SYDNEY (AFP) — Most Australians want to dump the monarch as head of state and become a republic, an opinion poll showed Tuesday.
Fifty-two percent support a republic, 40 percent do not and eight percent are undecided, the Herald/Nielsen poll of 1,400 voters showed.
The poll comes as the government and official opposition are both led by republicans for the first time in the history of this former British colony.
Australian Prime Minister Kevin Rudd, who ousted royalist John Howard in elections last November, describes himself as "a lifelong republican".
The new leader of the opposition, former merchant banker Malcolm Turnbull who took over the Liberal Party from a royalist last week, led a push for a republic nearly 10 years ago.
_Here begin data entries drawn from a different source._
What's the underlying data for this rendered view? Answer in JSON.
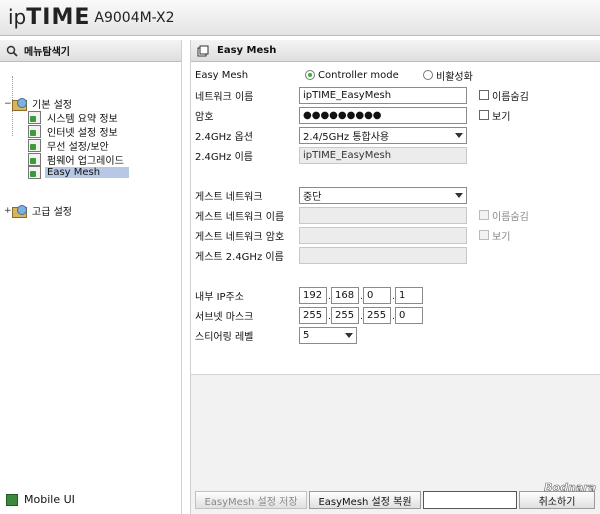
{
  "header": {
    "brand_ip": "ip",
    "brand_time": "TIME",
    "model": "A9004M-X2"
  },
  "sidebar": {
    "title": "메뉴탐색기",
    "tree": [
      {
        "label": "기본 설정",
        "icon": "folder-icon",
        "expander": "−",
        "children": [
          {
            "label": "시스템 요약 정보"
          },
          {
            "label": "인터넷 설정 정보"
          },
          {
            "label": "무선 설정/보안"
          },
          {
            "label": "펌웨어 업그레이드"
          },
          {
            "label": "Easy Mesh",
            "selected": true
          }
        ]
      },
      {
        "label": "고급 설정",
        "icon": "folder-icon",
        "expander": "+"
      }
    ],
    "mobile_label": "Mobile UI"
  },
  "main": {
    "title": "Easy Mesh",
    "easymesh": {
      "label": "Easy Mesh",
      "option_controller": "Controller mode",
      "option_disabled": "비활성화",
      "selected": "Controller mode"
    },
    "network_name": {
      "label": "네트워크 이름",
      "value": "ipTIME_EasyMesh",
      "hide_label": "이름숨김"
    },
    "password": {
      "label": "암호",
      "value": "●●●●●●●●●",
      "show_label": "보기"
    },
    "band_option": {
      "label": "2.4GHz 옵션",
      "value": "2.4/5GHz 통합사용"
    },
    "band_name": {
      "label": "2.4GHz 이름",
      "value": "ipTIME_EasyMesh"
    },
    "guest": {
      "label": "게스트 네트워크",
      "value": "중단"
    },
    "guest_name": {
      "label": "게스트 네트워크 이름",
      "hide_label": "이름숨김"
    },
    "guest_password": {
      "label": "게스트 네트워크 암호",
      "show_label": "보기"
    },
    "guest_24_name": {
      "label": "게스트 2.4GHz 이름"
    },
    "internal_ip": {
      "label": "내부 IP주소",
      "octets": [
        "192",
        "168",
        "0",
        "1"
      ]
    },
    "subnet": {
      "label": "서브넷 마스크",
      "octets": [
        "255",
        "255",
        "255",
        "0"
      ]
    },
    "steering": {
      "label": "스티어링 레벨",
      "value": "5"
    },
    "buttons": {
      "save": "EasyMesh 설정 저장",
      "restore": "EasyMesh 설정 복원",
      "restore_hint": "취소하기"
    },
    "watermark": "Bodnara"
  },
  "colors": {
    "selected_bg": "#b7c7e6",
    "radio_on": "#2eb82e",
    "disabled_bg": "#ececec"
  }
}
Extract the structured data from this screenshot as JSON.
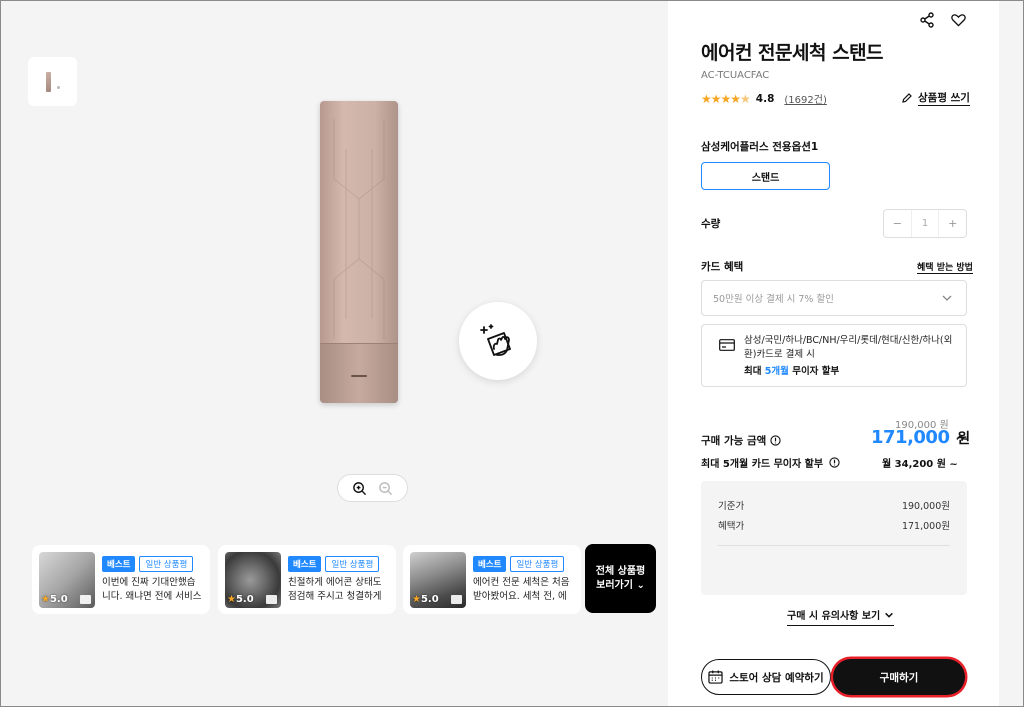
{
  "product": {
    "title": "에어컨 전문세척 스탠드",
    "model": "AC-TCUACFAC",
    "rating": "4.8",
    "review_count": "(1692건)",
    "write_review": "상품평 쓰기"
  },
  "option": {
    "label": "삼성케어플러스 전용옵션1",
    "selected": "스탠드"
  },
  "quantity": {
    "label": "수량",
    "minus": "−",
    "value": "1",
    "plus": "+"
  },
  "card": {
    "label": "카드 혜택",
    "how_link": "혜택 받는 방법",
    "select_placeholder": "50만원 이상 결제 시 7% 할인",
    "info_text": "삼성/국민/하나/BC/NH/우리/롯데/현대/신한/하나(외환)카드로 결제 시",
    "max_prefix": "최대 ",
    "max_highlight": "5개월",
    "max_suffix": " 무이자 할부"
  },
  "price": {
    "original": "190,000 원",
    "label": "구매 가능 금액",
    "amount": "171,000",
    "unit": "원",
    "installment_label": "최대 5개월 카드 무이자 할부",
    "installment_value": "월 34,200 원 ~",
    "breakdown": [
      {
        "name": "기준가",
        "value": "190,000원"
      },
      {
        "name": "혜택가",
        "value": "171,000원"
      }
    ]
  },
  "notice": "구매 시 유의사항 보기",
  "buttons": {
    "store": "스토어 상담 예약하기",
    "buy": "구매하기"
  },
  "reviews": [
    {
      "best": "베스트",
      "type": "일반 상품평",
      "rating": "5.0",
      "text": "이번에 진짜 기대안했습니다. 왜냐면 전에 서비스 받..."
    },
    {
      "best": "베스트",
      "type": "일반 상품평",
      "rating": "5.0",
      "text": "친절하게 에어콘 상태도 점검해 주시고 청결하게 사..."
    },
    {
      "best": "베스트",
      "type": "일반 상품평",
      "rating": "5.0",
      "text": "에어컨 전문 세척은 처음 받아봤어요. 세척 전, 에어컨 ..."
    }
  ],
  "all_reviews": {
    "line1": "전체 상품평",
    "line2": "보러가기"
  },
  "colors": {
    "accent": "#2189ff",
    "buy_outline": "#e8202a",
    "star": "#f5a623"
  }
}
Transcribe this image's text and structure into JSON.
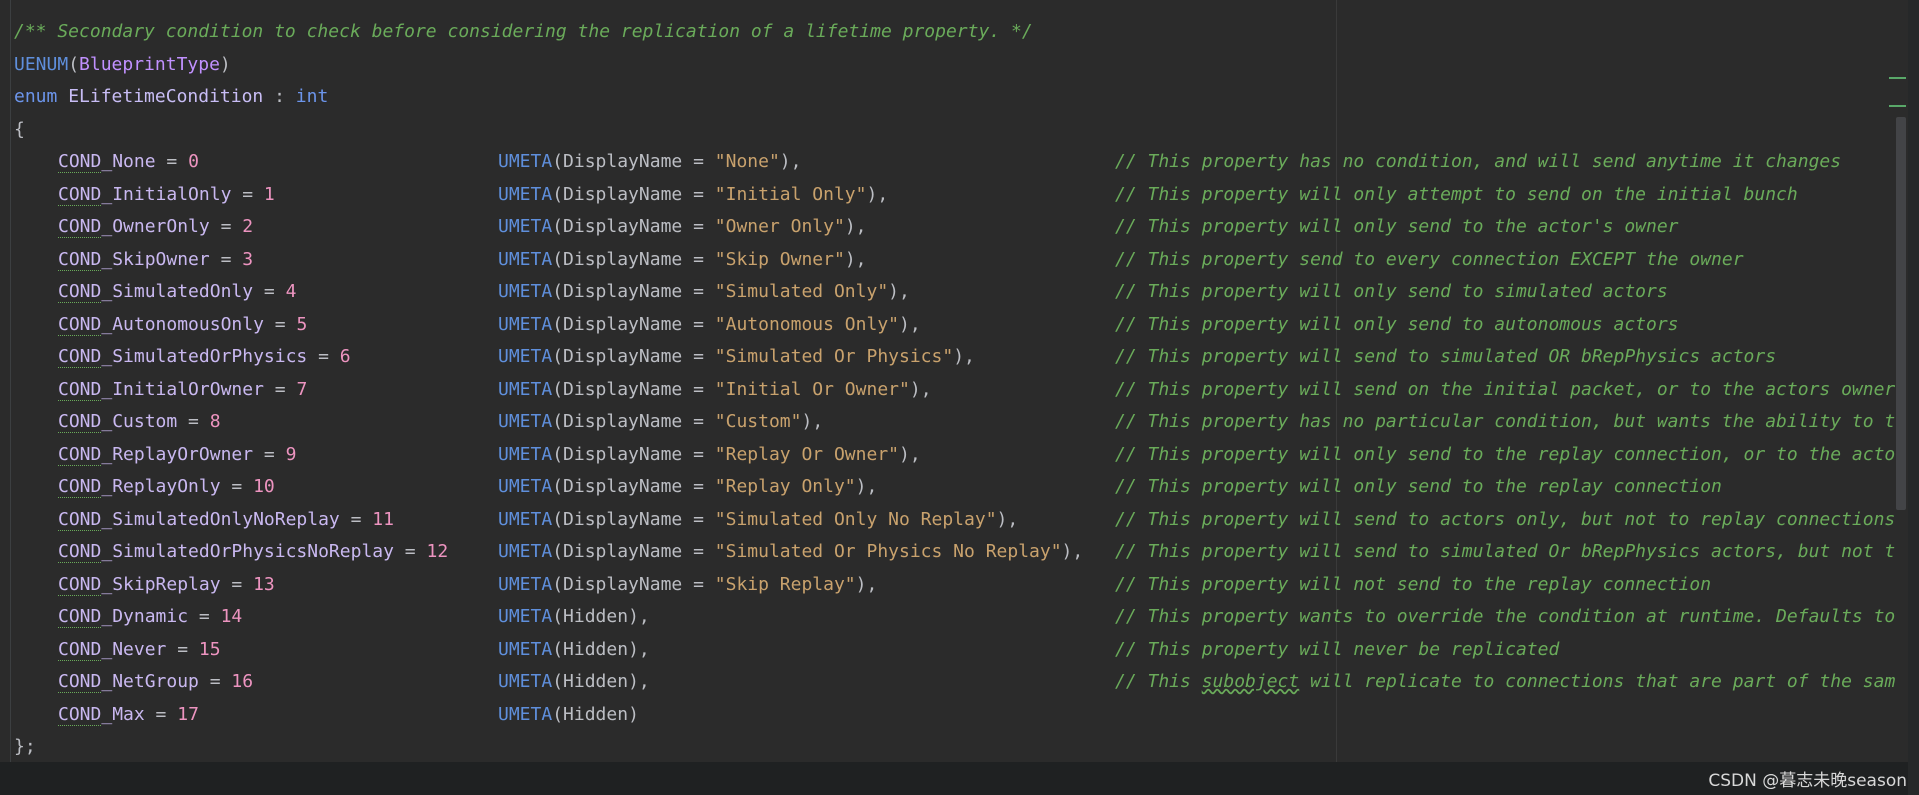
{
  "header_comment": "/** Secondary condition to check before considering the replication of a lifetime property. */",
  "uenum": {
    "macro": "UENUM",
    "arg": "BlueprintType"
  },
  "enum_decl": {
    "keyword": "enum",
    "name": "ELifetimeCondition",
    "sep": " : ",
    "base": "int"
  },
  "open_brace": "{",
  "close_brace": "};",
  "members": [
    {
      "name": "COND_None",
      "value": "0",
      "meta": "DisplayName",
      "display": "\"None\"",
      "end": ",",
      "comment": "// This property has no condition, and will send anytime it changes"
    },
    {
      "name": "COND_InitialOnly",
      "value": "1",
      "meta": "DisplayName",
      "display": "\"Initial Only\"",
      "end": ",",
      "comment": "// This property will only attempt to send on the initial bunch"
    },
    {
      "name": "COND_OwnerOnly",
      "value": "2",
      "meta": "DisplayName",
      "display": "\"Owner Only\"",
      "end": ",",
      "comment": "// This property will only send to the actor's owner"
    },
    {
      "name": "COND_SkipOwner",
      "value": "3",
      "meta": "DisplayName",
      "display": "\"Skip Owner\"",
      "end": ",",
      "comment": "// This property send to every connection EXCEPT the owner"
    },
    {
      "name": "COND_SimulatedOnly",
      "value": "4",
      "meta": "DisplayName",
      "display": "\"Simulated Only\"",
      "end": ",",
      "comment": "// This property will only send to simulated actors"
    },
    {
      "name": "COND_AutonomousOnly",
      "value": "5",
      "meta": "DisplayName",
      "display": "\"Autonomous Only\"",
      "end": ",",
      "comment": "// This property will only send to autonomous actors"
    },
    {
      "name": "COND_SimulatedOrPhysics",
      "value": "6",
      "meta": "DisplayName",
      "display": "\"Simulated Or Physics\"",
      "end": ",",
      "comment": "// This property will send to simulated OR bRepPhysics actors"
    },
    {
      "name": "COND_InitialOrOwner",
      "value": "7",
      "meta": "DisplayName",
      "display": "\"Initial Or Owner\"",
      "end": ",",
      "comment": "// This property will send on the initial packet, or to the actors owner"
    },
    {
      "name": "COND_Custom",
      "value": "8",
      "meta": "DisplayName",
      "display": "\"Custom\"",
      "end": ",",
      "comment": "// This property has no particular condition, but wants the ability to t"
    },
    {
      "name": "COND_ReplayOrOwner",
      "value": "9",
      "meta": "DisplayName",
      "display": "\"Replay Or Owner\"",
      "end": ",",
      "comment": "// This property will only send to the replay connection, or to the acto"
    },
    {
      "name": "COND_ReplayOnly",
      "value": "10",
      "meta": "DisplayName",
      "display": "\"Replay Only\"",
      "end": ",",
      "comment": "// This property will only send to the replay connection"
    },
    {
      "name": "COND_SimulatedOnlyNoReplay",
      "value": "11",
      "meta": "DisplayName",
      "display": "\"Simulated Only No Replay\"",
      "end": ",",
      "comment": "// This property will send to actors only, but not to replay connections"
    },
    {
      "name": "COND_SimulatedOrPhysicsNoReplay",
      "value": "12",
      "meta": "DisplayName",
      "display": "\"Simulated Or Physics No Replay\"",
      "end": ",",
      "comment": "// This property will send to simulated Or bRepPhysics actors, but not t"
    },
    {
      "name": "COND_SkipReplay",
      "value": "13",
      "meta": "DisplayName",
      "display": "\"Skip Replay\"",
      "end": ",",
      "comment": "// This property will not send to the replay connection"
    },
    {
      "name": "COND_Dynamic",
      "value": "14",
      "meta": "Hidden",
      "display": "",
      "end": ",",
      "comment": "// This property wants to override the condition at runtime. Defaults to"
    },
    {
      "name": "COND_Never",
      "value": "15",
      "meta": "Hidden",
      "display": "",
      "end": ",",
      "comment": "// This property will never be replicated"
    },
    {
      "name": "COND_NetGroup",
      "value": "16",
      "meta": "Hidden",
      "display": "",
      "end": ",",
      "comment": "// This subobject will replicate to connections that are part of the sam"
    },
    {
      "name": "COND_Max",
      "value": "17",
      "meta": "Hidden",
      "display": "",
      "end": "",
      "comment": ""
    }
  ],
  "meta_macro": "UMETA",
  "watermark": "CSDN @暮志未晚season",
  "colors": {
    "background": "#2b2b2b",
    "comment": "#6aab5a",
    "macro": "#5f8fdc",
    "number": "#ed94c0",
    "string": "#c9a26d"
  }
}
A referendum on the issue was held in 1999 and republicans lost. Since then, the issue has been largely shelved while the popular Queen Elizabeth II remains on the throne.
But opinion polls have shown that if her heir-apparent, Prince Charles, is crowned, support for a republic with an Australian head of state would surge.
Turnbull said after his election as party leader that he would not push for a republic until the 82-year-old queen was no longer on the throne.
"We cannot have a successful referendum on the republic during the queen's reign," he said.
"In '99, I said if you vote no it means no for a long time, and the next chance will come after the queen's reign has ended.